A new movie showing in the Omnimax theater at the Museum of Science and Industry, 5700 S. Lake Shore Dr., explores the story of how it was proved that monarch butterflies make the annual 3,000-mile journey from Mexico to the United States and Canada.
“Flight of the Butterflies” will show at MSI through the summer. The film was produced by SK Films, with funding from the National Science Foundation and presented with help from the Mexico Tourism Board.
The vividly-colored film tells the story of Fred Urquhart, who worked for 40 years to study the migration patterns of the monarch from his home in Toronto.
Urquhart began studying the monarchs in the 1950s after he engineered a method of tracking them using numbered tags. He enlisted thousands of “citizen scientists,” everyday volunteers who would help track butterflies they found by writing letters back to Urquhart with what butterflies they had seen.
The film also describes the migration patterns of the monarch. The trip from Mexico to Toronto and farther north can span 3,000 miles and takes place over three generations in one calendar year.
By 1976, the “citizen scientists” included Catalina Aguado, who searched over two years for monarchs in the state of Michoacán, Mexico. She was among the first people to find five colonies where the monarchs spend the winter, millions in one place, at the top of a mountain.
They found the site late on a cool January afternoon.

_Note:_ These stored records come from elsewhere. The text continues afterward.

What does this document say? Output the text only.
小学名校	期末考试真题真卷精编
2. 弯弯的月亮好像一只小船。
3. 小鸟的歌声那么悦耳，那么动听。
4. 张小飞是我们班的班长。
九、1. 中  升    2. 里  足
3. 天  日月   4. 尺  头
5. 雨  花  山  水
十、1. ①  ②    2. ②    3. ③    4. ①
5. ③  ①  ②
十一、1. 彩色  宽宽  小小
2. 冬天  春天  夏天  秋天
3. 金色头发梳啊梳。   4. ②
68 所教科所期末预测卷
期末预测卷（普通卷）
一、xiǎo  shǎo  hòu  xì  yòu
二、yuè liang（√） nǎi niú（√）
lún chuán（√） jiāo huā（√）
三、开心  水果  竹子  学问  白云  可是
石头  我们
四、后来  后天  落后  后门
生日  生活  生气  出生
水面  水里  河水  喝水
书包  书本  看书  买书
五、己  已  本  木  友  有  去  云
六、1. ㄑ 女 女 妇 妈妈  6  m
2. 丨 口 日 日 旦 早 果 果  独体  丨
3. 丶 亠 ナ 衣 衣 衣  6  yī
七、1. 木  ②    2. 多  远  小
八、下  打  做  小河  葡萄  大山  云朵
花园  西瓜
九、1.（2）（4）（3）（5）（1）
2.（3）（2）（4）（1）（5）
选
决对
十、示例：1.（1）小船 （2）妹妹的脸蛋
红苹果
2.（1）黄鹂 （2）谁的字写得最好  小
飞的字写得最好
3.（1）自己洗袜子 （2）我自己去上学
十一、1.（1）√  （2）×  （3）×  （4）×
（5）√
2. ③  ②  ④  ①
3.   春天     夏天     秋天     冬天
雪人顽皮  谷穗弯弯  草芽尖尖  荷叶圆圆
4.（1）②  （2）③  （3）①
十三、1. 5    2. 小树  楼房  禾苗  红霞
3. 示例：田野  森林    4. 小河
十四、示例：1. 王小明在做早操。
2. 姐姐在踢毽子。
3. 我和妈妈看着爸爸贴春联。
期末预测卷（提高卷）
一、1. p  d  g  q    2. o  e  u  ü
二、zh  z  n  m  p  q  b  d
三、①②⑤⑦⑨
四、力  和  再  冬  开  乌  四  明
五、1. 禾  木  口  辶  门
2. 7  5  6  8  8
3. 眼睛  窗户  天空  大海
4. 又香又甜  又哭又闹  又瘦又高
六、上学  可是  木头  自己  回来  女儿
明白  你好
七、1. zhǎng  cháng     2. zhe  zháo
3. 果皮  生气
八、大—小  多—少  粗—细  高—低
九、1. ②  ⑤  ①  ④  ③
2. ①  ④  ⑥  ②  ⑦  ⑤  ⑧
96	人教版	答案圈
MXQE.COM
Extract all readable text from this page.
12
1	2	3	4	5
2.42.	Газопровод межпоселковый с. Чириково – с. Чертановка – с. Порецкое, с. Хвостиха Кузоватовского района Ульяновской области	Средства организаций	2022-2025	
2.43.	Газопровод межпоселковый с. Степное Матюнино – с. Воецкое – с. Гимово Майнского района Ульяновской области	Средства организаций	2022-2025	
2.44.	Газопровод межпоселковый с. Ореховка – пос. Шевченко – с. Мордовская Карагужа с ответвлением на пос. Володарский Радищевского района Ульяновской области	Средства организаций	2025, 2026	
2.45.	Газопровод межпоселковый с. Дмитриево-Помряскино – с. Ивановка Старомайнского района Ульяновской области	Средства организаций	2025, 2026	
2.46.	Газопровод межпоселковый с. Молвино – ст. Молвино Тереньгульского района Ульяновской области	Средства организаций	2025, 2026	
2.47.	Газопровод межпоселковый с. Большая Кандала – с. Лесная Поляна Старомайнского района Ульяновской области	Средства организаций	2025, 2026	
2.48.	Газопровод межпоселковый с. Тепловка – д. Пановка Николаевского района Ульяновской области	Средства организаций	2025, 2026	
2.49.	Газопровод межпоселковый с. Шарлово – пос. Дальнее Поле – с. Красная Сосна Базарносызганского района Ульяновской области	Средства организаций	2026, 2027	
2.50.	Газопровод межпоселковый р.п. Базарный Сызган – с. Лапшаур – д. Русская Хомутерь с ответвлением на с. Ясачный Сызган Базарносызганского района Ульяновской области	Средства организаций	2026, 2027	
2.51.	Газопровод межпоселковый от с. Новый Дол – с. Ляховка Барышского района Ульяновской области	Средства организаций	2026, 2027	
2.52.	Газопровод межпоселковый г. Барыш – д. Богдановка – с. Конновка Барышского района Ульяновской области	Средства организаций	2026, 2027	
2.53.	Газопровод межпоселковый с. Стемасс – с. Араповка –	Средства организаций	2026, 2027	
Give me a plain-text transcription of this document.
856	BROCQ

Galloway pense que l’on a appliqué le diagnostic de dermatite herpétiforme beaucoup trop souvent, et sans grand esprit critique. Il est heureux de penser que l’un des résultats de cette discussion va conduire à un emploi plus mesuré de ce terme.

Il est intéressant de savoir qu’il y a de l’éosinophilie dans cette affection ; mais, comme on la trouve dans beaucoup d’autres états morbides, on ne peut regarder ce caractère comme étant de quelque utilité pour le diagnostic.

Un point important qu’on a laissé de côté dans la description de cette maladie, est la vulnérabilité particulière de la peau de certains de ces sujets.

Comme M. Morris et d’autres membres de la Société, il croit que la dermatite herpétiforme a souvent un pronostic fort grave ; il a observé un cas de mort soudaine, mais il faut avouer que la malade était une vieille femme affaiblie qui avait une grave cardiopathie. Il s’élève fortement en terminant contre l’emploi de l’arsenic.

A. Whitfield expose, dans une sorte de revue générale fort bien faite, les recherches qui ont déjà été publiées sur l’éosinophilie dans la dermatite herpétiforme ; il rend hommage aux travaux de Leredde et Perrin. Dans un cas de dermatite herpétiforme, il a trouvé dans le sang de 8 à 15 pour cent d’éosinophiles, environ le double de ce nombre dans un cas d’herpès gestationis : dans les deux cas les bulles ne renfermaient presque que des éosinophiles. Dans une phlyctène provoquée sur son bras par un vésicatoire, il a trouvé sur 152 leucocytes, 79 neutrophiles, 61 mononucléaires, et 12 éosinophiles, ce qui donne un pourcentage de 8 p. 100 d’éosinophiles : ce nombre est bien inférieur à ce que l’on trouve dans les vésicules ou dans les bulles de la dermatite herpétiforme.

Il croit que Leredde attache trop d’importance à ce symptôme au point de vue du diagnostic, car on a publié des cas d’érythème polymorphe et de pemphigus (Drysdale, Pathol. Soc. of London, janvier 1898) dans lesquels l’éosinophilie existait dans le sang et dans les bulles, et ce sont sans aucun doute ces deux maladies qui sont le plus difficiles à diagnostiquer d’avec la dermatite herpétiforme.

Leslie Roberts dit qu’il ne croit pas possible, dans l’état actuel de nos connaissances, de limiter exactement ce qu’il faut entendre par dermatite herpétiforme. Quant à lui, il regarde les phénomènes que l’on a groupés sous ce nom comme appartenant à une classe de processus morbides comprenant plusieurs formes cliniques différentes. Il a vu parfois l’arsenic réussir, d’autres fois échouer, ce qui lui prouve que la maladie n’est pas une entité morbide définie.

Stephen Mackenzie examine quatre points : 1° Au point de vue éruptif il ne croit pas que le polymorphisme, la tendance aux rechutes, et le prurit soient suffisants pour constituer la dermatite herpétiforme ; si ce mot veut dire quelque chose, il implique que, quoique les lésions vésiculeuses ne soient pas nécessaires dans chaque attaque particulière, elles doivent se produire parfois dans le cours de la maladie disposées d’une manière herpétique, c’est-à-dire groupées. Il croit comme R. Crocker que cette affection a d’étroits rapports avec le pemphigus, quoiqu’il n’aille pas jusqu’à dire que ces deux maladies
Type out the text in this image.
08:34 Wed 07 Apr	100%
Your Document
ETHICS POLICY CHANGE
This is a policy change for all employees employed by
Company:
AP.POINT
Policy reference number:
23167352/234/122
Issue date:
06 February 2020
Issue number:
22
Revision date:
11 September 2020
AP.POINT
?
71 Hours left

They found millions of snoozing butterflies covering tree trunks up to the canopy.
Aguado described seeing the monarch colonies for the first time as “a quiet, quiet experience, almost fearful,” Aguado said. “I passed my hand over trunks (covered in butterflies) and they fluttered.”
“I was wishing that everyone in the whole world would see that sight through my eyes,” Aguado said.
She said she theorizes that the reason the site where millions of butterflies gathered at the top of a mountain every winter remained hidden for so long was due to its rural setting.
The Monarch Butterfly Biosphere Reserve was named a UNESCO World Heritage Site in 2008.
This year marked the lowest recorded number of migrating monarchs on record.
Orley “Chip” Taylor, founder of Monarch Watch and a professor in the Department of Ecology and Evolutionary Biology at the University of Kansas, said the biggest problem for monarchs is the use of Roundup Ready in farming, resulting in the decline of the milkweed population.
Milkweed is where monarchs lay their eggs and is the only plant that its caterpillars can eat.
Taylor said the best thing people can do is plant milkweed seeds in their gardens. Monarch Watch offers milkweeds to schools and nonprofits free of charge.